—Si no pasáis ahora mismo a la derecha del camino, os pateamos con los cascos de los caballos.
Vacilaron, y al fin obedecieron, porque todos los asesinos son cobardes y a la menor señal de energía se someten.
Cuando pasábamos al galope, gritó uno, con una palabrota obscena:
—¿Tiramos?
Pero otro dijo:
—¡No, no! ¡Hay peligro!
Llegamos a Aranjuez, donde se nos reunió López a la mañana siguiente temprano, y nos volvimos a Madrid.
Pena me da decir que en Ocaña secuestraron doscientos Testamentos y, sellados, los enviaron a Toledo.

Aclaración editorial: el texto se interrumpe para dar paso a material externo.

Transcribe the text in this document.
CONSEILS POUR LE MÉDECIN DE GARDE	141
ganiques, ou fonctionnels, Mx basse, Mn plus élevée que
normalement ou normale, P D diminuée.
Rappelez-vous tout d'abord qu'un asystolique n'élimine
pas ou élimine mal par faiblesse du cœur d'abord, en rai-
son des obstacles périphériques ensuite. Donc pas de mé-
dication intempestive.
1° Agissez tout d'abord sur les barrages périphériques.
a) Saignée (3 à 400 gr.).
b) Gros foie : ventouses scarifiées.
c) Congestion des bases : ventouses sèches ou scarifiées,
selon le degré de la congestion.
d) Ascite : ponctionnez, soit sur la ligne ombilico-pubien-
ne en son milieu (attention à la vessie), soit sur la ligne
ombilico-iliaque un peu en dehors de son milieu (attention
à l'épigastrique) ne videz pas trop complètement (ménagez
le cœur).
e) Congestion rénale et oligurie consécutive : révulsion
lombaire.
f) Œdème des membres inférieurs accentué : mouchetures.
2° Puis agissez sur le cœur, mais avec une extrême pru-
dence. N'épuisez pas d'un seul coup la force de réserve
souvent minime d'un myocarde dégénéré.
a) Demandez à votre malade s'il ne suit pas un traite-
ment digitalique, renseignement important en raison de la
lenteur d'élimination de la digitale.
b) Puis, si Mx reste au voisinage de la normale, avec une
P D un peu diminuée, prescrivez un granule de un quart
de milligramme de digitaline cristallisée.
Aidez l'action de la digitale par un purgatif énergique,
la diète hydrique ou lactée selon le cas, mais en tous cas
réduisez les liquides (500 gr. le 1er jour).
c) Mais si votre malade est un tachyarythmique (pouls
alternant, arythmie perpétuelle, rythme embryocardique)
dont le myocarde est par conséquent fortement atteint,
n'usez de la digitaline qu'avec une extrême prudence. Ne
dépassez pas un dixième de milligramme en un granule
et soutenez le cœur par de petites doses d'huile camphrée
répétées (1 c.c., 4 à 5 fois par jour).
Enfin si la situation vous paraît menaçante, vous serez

López me contó que los hubiera vendido todos en dos horas: tan grande era la demanda. Así y todo, vendió veintisiete en menos de diez minutos.
A pesar del tropiezo de Ocaña no estábamos desanimados, ni mucho menos, y sin perder tiempo empezamos a preparar otra expedición. Al volver de Aranjuez a Madrid, mis ojos habían contemplado muy a menudo la potente barrera de montañas que divide las dos Castillas, y me dije: «¿Por qué no cruzar esas montañas y comenzar mis operaciones al otro lado, en la propia Castilla la Vieja? Allí no me conocen, y será difícil que hayan llegado noticias de mis trabajos. Quizás el enemigo duerme, y antes que se despierte puedo sembrar mucha buena simiente en los pueblos de los castellanos viejos. A Castilla, pues; a Castilla la Vieja.» Por consiguiente, el día después de mi regreso despaché varias cargas de libros a diferentes pueblos que me proponía visitar, y envié por delante a López, con su burra bien cargada, y orden de esperarme, en un día señalado, debajo de cierto arco del acueducto de Segovia. También le di orden de ajustar a cuantas personas quisieran cooperar en la distribución de las Escrituras y pareciesen útiles para el caso. Imposible hallar un colaborador más valioso que López para una expedición de ese género. No sólo conocía muy bien el país, sino que tenía amigos, y hasta parientes, al otro lado de la sierra, y me aseguró que en sus casas nos recibirían siempre muy bien. Partió con grandes bríos, exclamando:
—Tenga buen ánimo, don Jorge; antes de que volvamos habremos vendido hasta el último ejemplar de su librería evangélica. ¡Abajo los frailes! ¡Abajo la superstición! ¡Viva Inglaterra! ¡Viva el Evangelio!